I’ve had the Bambu Lab X1C for about a week now. Since even before I purchased it, one of the things I really wanted to print was this Lithophane of the Moon by Frank Deschner over on Printables.Com. It is a damn huge print, taking up most of the print area of the device. Maybe its huge but hell, it was worth it! I’ve posted previously about my astrophotography and photos of the Moon, and this is a continuation of the theme.

In case you don’t know, from Wikipedia: a lithophane is a thin plaque of translucent material, normally porcelain, which has been moulded to varying thickness, such that when lit from behind the different thicknesses show as different shades, forming an image. Only when lit from behind does the image display properly. In 3D printing, it’s created by various layers, thicknesses, and even colors printed under the white layers displaying an image when backlit.

In the case of this project, the lithophane was a superimposed on a globe using images sourced from NASA 2019 CGI Moon Kit images. This was then mapped to a hollow 9″ diameter sphere to send to the printer. This globe will sit on a lamp stand to light it up from the inside. Printing this monster took over 27 hours, and that’s not including the stand that is printing up as I am writing this.

One of the cool things about the Bambu Labs X1C (other than its speed, accuracy and ease of use) is the internal camera that creates timelapse videos of its printing. I threw together the video below using Adobe Premiere Rush and put it up on my YouTube channel. (And yes, I see the blob of orange PETG from something I printed right before this and it fell right off when completed.)

[youtube-feed feed=3]

Here is an image of the finished print, holding an LED flashlight inside so you can see all of the features, textures and details of the final print. I mean look at that – the details and textures are stunning in their accuracy.

3D Printed Lithophane of the Moon
3D Printed Lithophane of the Moon – lit up from its interior.

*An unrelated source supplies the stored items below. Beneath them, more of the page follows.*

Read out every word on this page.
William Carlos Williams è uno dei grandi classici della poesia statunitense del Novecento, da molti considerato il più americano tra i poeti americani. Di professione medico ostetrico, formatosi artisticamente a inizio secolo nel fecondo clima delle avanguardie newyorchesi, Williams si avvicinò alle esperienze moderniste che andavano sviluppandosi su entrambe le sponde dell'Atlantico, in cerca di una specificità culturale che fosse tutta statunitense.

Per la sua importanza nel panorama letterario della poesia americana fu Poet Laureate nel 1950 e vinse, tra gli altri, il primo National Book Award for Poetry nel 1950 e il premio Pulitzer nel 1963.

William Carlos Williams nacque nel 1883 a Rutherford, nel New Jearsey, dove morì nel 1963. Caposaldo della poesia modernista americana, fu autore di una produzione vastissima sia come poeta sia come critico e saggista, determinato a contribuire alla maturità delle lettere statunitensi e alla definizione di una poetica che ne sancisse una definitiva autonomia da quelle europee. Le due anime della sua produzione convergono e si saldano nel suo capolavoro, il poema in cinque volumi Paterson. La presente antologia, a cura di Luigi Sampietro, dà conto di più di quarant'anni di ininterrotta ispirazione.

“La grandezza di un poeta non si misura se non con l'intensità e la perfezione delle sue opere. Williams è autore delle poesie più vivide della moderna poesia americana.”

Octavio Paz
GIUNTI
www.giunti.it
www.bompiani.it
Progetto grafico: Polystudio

I printed this using Hatchbox Granite PLA, because I wanted a more natural texture and I felt it would work better than a generic white plastic. I was absolutely correct. For the filament, in my slicer, I cut the Max Vol Flow to 10mm3/sec, and the hot-end I set to 220°C, and I used a glue stick to help adhesion to the Bambu Lab cool plate. Sparse Fill was set to 100% to keep things solid, and other than that it was set and forget for 27 hours or so. Ok, that’s a bit of bullshit – I watched it a lot when I was home and it was printing. This was the longest and most intricate print I’ve done yet, and I was nervous as hell it would go sideways at some point… but Murphy gave me a pass 👍🏻

I’ll update this post later when the light stand is finished and I get the parts to put the lamp hardware together.